Do you know the difference between Irish-domiciled funds and US-Listed Funds? US-listed funds are subject to higher withholding tax on dividends, and higher estate tax. More on this later.
3. Diversification: Opt for Low-Cost, Global ETFs
Diversification is key to managing risk in your investment portfolio. Instead of investing solely in a single market, such as the S&P, consider low-cost, globally diversified ETFs with a broad range of assets in multiple markets. This will give you exposure to multiple different markets which may outperform other markets, capturing returns you may not receive when investing in a single market.
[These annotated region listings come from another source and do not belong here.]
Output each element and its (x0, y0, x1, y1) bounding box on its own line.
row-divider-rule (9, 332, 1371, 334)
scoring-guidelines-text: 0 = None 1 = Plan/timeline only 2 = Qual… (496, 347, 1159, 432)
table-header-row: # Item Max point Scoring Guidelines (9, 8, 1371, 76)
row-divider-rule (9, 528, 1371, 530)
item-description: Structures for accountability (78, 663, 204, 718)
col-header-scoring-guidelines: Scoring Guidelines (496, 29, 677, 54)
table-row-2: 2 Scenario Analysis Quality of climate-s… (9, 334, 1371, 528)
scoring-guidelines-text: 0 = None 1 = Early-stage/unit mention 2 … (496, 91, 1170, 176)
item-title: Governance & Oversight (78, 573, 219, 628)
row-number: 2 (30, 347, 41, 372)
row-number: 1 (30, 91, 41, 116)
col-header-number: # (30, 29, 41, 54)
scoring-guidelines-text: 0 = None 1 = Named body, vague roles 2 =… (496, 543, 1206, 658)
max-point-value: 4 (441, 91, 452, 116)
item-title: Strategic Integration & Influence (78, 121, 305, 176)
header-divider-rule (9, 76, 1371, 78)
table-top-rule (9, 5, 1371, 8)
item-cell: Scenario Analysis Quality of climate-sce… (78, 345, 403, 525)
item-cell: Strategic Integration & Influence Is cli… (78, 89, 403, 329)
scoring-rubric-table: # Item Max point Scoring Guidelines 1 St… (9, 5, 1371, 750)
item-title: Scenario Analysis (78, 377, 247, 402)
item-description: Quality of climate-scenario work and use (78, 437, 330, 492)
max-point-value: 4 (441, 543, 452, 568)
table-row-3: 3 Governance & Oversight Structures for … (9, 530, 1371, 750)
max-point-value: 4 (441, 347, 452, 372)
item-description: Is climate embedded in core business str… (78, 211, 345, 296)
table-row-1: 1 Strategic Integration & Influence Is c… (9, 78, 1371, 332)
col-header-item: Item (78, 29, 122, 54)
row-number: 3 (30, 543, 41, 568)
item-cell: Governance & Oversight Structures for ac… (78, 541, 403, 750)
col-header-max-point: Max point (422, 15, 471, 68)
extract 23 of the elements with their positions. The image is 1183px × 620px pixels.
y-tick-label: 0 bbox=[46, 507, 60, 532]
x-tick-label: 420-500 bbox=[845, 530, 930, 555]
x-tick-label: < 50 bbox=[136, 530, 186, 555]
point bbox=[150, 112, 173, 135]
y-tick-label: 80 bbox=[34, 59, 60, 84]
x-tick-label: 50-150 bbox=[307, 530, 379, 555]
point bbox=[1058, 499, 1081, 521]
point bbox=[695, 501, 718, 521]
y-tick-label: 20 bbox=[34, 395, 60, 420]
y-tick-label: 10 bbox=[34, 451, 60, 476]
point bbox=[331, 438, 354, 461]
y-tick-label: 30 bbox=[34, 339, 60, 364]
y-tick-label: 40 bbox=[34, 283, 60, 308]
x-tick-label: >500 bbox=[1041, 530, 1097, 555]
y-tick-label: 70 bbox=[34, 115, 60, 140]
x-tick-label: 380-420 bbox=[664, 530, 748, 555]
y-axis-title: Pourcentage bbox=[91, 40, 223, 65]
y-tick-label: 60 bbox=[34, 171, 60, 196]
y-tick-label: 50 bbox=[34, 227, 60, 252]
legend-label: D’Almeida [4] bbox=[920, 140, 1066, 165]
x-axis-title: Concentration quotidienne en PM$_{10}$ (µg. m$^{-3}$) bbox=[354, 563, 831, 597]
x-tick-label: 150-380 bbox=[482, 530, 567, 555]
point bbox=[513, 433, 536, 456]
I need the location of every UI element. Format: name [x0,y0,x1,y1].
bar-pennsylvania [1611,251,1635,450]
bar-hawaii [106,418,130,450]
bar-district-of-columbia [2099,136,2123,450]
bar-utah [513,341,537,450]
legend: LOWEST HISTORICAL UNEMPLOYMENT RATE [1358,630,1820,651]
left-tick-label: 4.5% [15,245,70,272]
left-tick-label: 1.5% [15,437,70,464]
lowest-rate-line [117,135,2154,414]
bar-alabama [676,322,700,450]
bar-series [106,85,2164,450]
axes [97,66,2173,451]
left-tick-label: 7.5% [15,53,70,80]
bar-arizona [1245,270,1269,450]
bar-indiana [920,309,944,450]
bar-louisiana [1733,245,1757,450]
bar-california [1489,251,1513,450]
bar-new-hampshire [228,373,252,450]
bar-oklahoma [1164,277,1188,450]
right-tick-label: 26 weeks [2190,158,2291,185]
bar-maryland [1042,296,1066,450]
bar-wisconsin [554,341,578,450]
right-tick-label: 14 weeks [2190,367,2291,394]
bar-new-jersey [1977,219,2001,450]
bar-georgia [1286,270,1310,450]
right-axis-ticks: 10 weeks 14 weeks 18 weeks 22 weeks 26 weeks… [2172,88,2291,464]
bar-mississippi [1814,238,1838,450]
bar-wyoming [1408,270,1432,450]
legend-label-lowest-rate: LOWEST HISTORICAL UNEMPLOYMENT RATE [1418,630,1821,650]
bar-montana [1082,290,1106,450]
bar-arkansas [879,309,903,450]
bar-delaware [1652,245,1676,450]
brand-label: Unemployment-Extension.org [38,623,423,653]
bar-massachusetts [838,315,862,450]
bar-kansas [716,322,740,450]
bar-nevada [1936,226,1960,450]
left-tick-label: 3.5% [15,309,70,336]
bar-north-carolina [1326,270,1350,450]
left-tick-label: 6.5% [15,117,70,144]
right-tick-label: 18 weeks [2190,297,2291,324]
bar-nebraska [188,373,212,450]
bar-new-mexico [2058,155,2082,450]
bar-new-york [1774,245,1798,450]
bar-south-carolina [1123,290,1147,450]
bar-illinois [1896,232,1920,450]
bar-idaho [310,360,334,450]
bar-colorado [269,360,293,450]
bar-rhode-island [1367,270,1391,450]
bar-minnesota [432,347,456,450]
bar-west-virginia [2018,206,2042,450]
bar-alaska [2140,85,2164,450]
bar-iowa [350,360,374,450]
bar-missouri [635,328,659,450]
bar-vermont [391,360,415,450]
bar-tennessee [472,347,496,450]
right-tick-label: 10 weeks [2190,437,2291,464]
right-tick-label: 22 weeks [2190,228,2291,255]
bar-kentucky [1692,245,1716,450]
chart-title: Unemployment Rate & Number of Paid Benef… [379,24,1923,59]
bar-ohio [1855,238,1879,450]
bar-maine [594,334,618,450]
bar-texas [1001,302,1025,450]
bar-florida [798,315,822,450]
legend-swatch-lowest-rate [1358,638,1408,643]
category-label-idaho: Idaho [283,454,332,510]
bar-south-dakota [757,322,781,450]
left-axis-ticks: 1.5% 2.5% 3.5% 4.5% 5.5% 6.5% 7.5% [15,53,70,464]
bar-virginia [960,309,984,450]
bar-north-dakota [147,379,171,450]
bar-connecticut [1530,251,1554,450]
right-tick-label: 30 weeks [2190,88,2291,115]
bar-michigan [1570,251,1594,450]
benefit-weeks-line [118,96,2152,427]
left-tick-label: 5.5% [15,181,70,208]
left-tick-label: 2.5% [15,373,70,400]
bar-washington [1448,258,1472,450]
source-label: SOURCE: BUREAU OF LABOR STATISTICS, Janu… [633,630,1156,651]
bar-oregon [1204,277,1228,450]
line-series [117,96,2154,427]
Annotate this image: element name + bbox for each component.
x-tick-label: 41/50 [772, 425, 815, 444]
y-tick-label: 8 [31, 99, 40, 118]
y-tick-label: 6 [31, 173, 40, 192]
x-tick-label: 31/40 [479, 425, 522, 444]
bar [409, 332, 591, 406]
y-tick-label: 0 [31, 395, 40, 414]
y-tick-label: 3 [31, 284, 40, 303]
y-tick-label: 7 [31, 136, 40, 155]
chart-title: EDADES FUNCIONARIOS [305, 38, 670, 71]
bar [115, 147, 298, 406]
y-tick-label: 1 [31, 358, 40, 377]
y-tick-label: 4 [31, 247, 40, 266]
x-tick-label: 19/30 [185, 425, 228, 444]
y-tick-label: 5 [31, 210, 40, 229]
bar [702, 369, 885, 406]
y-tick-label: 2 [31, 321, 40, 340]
These funds offer both lower costs and higher diversification, providing you with a well-rounded investment strategy.
4. Research and Comparison: Find Cost-Effective Investments
Doing thorough research and comparing investment options is essential for finding cost-effective investments. Look for funds with lower expense ratios and consider no entry or exit charges. Take advantage of online brokerage platforms that offer low-cost trading and access to a wide range of investment products.
An example of this is Interactive Brokers, which currently charges a 0% platform fee. A Vanguard mutual fund fee which is Irish-Domiciled varies from 0.05%p. a to 0.29% p.a.
5. Professional Advisors: The value of an Advisor
This may seem counter-intuitive, but there are many added values of having an advisor. A study from Vanguard shows an advisor’s range of potential value added to clients can “add up to, or even exceed 3% in net returns”. This means even paying for an advisor can often benefit you in the long run in scenarios such as rebalancing, asset allocation, and most importantly, behavioural coaching.
Lowering investment costs is a crucial step towards maximising your returns and building long-term wealth. By understanding the different types of investment costs and employing strategies to reduce them, you can enhance your investment performance. Remember, time is your ally when it comes to investing, and minimising costs allows you to keep more of your hard-earned money working for you. So, embrace lower costs, stay invested for the long term, and watch your wealth grow over time.